Thursday 2 February 2012

Approaching agents: synopses

Helpful daughter sat down with me as we looked at literary agents. We thought they would all want similar things - which they generally do. Three chapters, a query letter with information about the book and the author, and a synopsis.
  1. I don't like synopses. I find them much more difficult to write than books.
  2. I don't like saying the words synopsis, it sounds like a snake did a somersault.
  3. Every agent wants something different from the synopsis.
One wants an outline. Another wants a punchy summary that would make them want to read the book. One wants three closely typed pages, one wants no more than 1000 words, one wants no more than 3000, one wants 300 words (eek!) and the worse one wants - wait for it - three sentences. Ninety-three thousand words, two strands, four hundred years and nine important characters in three sentences? Will these be the hundred word sentences Thomas Hardy used to excel at?

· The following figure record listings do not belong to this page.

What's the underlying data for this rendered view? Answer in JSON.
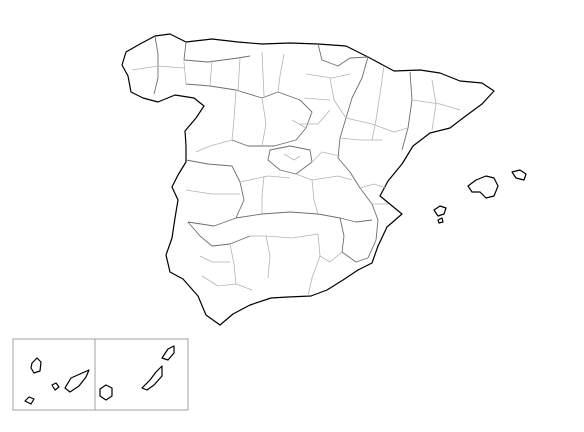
{
  "map": {
    "subject": "spain-provinces-blank-outline",
    "labels_shown": false,
    "colors": {
      "background": "#ffffff",
      "coastline": "#000000",
      "region_border": "#6e6e6e",
      "province_border": "#b4b4b4",
      "inset_frame": "#a0a0a0"
    },
    "features": [
      "iberian-peninsula-spain",
      "balearic-islands",
      "canary-islands-inset"
    ]
  }
}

It turns out, sending stuff to agents will be way harder than writing another book. Maybe I should write book 2's synopsis first. So, I turned to Nicola Morgan's excellent little book on writing synopses (there he goes again, tumbling serpent) and she warns of this phenomenon. So I sat down and wrote 1, one thousand word synopsis. At a squeeze, and in Times New Roman 11 and single spaced - one closely typed page. Three sentence lady is out the window.

Then I noticed something odd. The book is front heavy, I wrote the final chapters less well and in less detail than the front chapters. So is the synopsis. When I realise how to balance up the synopsis...ideas about how to fit the book just pop into my head. Maybe these synopsisy thingies (look at them go! Cirque du Soleil for reptiles!) have extra uses?